See the release notes and changelog of iText 5.3.4.

You can create PDF/A-1 (level A / level B), PDF/A-2 and PDF/A-3 files using iTextSharp. However, we only check conformance during the creation process for PDF/A-1. If you create PDF/A-2 and PDF/A-3 files, it's your responsibility as a developer not to introduce something that breaks PDF/A conformance. In future versions, iText will check that for you.

PDF/A-3 with iText gives you an idea of what is needed (the examples are in Java, but it shouldn't be a problem to port them to C#). Make sure you use the PdfAWriter class instead of PdfWriter, and make sure you have the latest version.

Note that creating PDF/A Level A is a challenge. You have to set the role of every element (Paragraph, Anchor,...) in your code. Often it's much easier to use an XFA template, fill it with XFA data, and then have iText's XFA Worker flatten it.
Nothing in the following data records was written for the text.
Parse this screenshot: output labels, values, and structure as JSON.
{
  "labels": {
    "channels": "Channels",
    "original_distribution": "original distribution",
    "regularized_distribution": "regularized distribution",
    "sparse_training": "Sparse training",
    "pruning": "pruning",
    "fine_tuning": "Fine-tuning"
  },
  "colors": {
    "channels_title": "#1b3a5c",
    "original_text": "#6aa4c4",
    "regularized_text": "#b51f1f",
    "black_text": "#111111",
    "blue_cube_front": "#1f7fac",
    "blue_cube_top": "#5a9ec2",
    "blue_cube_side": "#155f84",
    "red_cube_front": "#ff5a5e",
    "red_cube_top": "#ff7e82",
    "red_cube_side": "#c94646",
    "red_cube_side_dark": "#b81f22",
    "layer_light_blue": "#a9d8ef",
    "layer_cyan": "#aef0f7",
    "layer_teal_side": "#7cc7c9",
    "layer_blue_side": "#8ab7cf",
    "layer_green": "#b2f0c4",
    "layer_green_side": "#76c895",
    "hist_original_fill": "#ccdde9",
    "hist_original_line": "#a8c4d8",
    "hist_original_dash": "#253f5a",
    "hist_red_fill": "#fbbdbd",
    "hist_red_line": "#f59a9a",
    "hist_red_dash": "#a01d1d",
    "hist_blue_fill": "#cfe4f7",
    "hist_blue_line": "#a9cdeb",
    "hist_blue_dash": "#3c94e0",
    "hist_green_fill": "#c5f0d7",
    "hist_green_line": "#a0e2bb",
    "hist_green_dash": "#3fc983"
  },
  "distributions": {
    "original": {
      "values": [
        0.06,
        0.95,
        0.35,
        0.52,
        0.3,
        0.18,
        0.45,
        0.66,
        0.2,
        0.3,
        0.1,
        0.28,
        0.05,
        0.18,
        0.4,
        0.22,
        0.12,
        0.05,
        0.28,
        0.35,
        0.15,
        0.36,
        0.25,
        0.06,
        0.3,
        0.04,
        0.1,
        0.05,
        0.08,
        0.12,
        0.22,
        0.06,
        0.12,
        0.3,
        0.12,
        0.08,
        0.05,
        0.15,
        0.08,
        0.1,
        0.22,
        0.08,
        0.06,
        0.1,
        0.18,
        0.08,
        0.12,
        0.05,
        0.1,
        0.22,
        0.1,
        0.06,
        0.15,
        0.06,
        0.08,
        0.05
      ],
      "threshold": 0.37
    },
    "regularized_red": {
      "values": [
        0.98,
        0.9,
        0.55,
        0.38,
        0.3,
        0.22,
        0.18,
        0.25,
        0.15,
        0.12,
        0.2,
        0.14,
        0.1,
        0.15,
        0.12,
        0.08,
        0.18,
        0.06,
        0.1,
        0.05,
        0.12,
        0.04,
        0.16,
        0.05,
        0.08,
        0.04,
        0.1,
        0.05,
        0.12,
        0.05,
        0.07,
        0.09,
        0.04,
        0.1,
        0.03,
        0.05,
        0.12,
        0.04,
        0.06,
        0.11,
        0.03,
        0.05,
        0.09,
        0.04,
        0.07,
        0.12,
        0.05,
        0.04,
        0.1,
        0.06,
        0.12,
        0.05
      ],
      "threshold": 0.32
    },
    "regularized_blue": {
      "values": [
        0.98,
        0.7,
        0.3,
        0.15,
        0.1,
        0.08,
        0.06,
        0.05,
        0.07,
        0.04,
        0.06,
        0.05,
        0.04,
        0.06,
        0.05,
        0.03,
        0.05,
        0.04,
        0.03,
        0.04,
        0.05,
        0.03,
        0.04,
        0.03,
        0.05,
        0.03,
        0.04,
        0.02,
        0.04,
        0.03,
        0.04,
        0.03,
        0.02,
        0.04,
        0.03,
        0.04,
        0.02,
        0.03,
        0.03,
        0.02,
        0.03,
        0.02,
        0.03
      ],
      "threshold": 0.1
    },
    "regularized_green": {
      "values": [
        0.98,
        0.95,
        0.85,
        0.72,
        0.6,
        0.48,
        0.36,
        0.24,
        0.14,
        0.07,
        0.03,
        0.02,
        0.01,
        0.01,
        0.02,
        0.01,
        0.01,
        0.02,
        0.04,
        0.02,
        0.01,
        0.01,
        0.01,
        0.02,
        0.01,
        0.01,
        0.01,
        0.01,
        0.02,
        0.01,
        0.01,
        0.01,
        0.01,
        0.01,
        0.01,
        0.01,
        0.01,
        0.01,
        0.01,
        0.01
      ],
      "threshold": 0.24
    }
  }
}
iText doesn't do verification of existing PDF/A files. It's important to know that the 'blue bar' shown on top of the document, saying that the document is PDF/A, isn't sufficient. You need to verify the document, for instance using Adobe Acrobat (Preflight functionality).

OTHER TIPS

We decided to go with the official Adobe PDF Library because my company is hesitant to using any free / open source software.

The library has a simple function that converts PDF to PDFA. I have confirmed the output PDF is in PDFA using the preflight tool in Adobe Acrobat Pro, thanks Bruno Lowagie for that information.